Deux exemples feront parfaitement comprendre la pensée du législateur.

La constitution interdit aux États le droit de faire des lois sur la circulation de l’argent ; malgré cette prohibition, un État fait une loi semblable. Les parties intéressées refusent d’obéir, attendu qu’elle est contraire à la constitution. C’est devant un tribunal fédéral qu’il faut aller, parce que le moyen d’attaque est pris dans les lois des États-Unis.

Le congrès établit un droit d’importation. Des difficultés s’élèvent sur la perception de ce droit. C’est encore devant les tribunaux fédéraux qu’il faut se présenter, parce que la cause du procès est dans l’interprétation d’une loi des États-Unis.

Cette règle est parfaitement d’accord avec les bases adoptées pour la constitution fédérale.

L’Union, telle qu’on l’a constituée en 1789, n’a, il est vrai, qu’une souveraineté restreinte, mais on a voulu que dans ce cercle elle ne formât qu’un seul et même peuple[1]. Dans ce cercle, elle est souveraine. Ce point posé et admis, tout le reste devient facile ; car si vous reconnaissez que les États-Unis, dans les limites posées par leur constitution, ne forment qu’un peuple, il faut bien leur accorder les droits qui appartiennent à tous les peuples.

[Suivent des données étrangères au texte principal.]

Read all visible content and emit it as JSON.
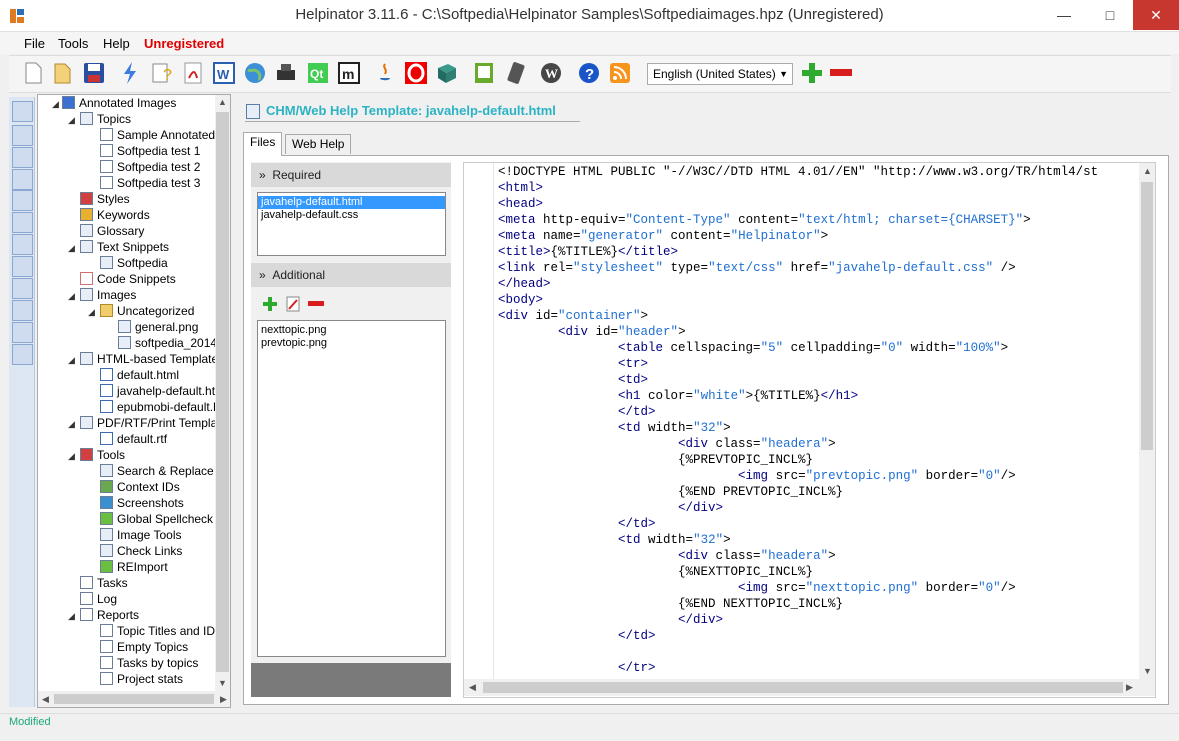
{
  "window": {
    "title": "Helpinator 3.11.6 - C:\\Softpedia\\Helpinator Samples\\Softpediaimages.hpz (Unregistered)"
  },
  "menu": {
    "file": "File",
    "tools": "Tools",
    "help": "Help",
    "unregistered": "Unregistered"
  },
  "toolbar": {
    "language": "English (United States)",
    "icons": [
      "new-document",
      "open-folder",
      "save",
      "lightning",
      "help-question",
      "pdf",
      "word",
      "globe",
      "printer",
      "qt",
      "m-letter",
      "java",
      "opera",
      "book",
      "ebook",
      "mobile",
      "wordpress",
      "help-circle",
      "rss"
    ]
  },
  "tree": {
    "root": "Annotated Images",
    "topics": "Topics",
    "topic_items": [
      "Sample Annotated I",
      "Softpedia test 1",
      "Softpedia test 2",
      "Softpedia test 3"
    ],
    "styles": "Styles",
    "keywords": "Keywords",
    "glossary": "Glossary",
    "text_snippets": "Text Snippets",
    "snippet_item": "Softpedia",
    "code_snippets": "Code Snippets",
    "images": "Images",
    "uncategorized": "Uncategorized",
    "image_items": [
      "general.png",
      "softpedia_2014"
    ],
    "html_templates": "HTML-based Templates",
    "html_items": [
      "default.html",
      "javahelp-default.htm",
      "epubmobi-default.h"
    ],
    "pdf_templates": "PDF/RTF/Print Template",
    "pdf_items": [
      "default.rtf"
    ],
    "tools": "Tools",
    "tool_items": [
      "Search & Replace",
      "Context IDs",
      "Screenshots",
      "Global Spellcheck",
      "Image Tools",
      "Check Links",
      "REImport"
    ],
    "tasks": "Tasks",
    "log": "Log",
    "reports": "Reports",
    "report_items": [
      "Topic Titles and IDs",
      "Empty Topics",
      "Tasks by topics",
      "Project stats"
    ]
  },
  "editor": {
    "template_title": "CHM/Web Help Template: javahelp-default.html",
    "tabs": {
      "files": "Files",
      "web_help": "Web Help"
    },
    "required_label": "Required",
    "required_files": [
      "javahelp-default.html",
      "javahelp-default.css"
    ],
    "additional_label": "Additional",
    "additional_files": [
      "nexttopic.png",
      "prevtopic.png"
    ]
  },
  "status": {
    "text": "Modified"
  },
  "colors": {
    "accent": "#2bb3c4",
    "unregistered": "#e00000",
    "selection": "#3399ff",
    "status": "#1aa87a"
  }
}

Or, depuis l’origine des sociétés, on est d’accord sur ce point : que chaque peuple a le droit de faire

  1. On a bien apporté quelques restrictions à ce principe en introduisant les États particuliers comme puissance indépendante dans le sénat, et en les faisant voter séparément dans la chambre des représentants en cas d’élection du président ; mais ce sont des exceptions. Le principe contraire est dominateur.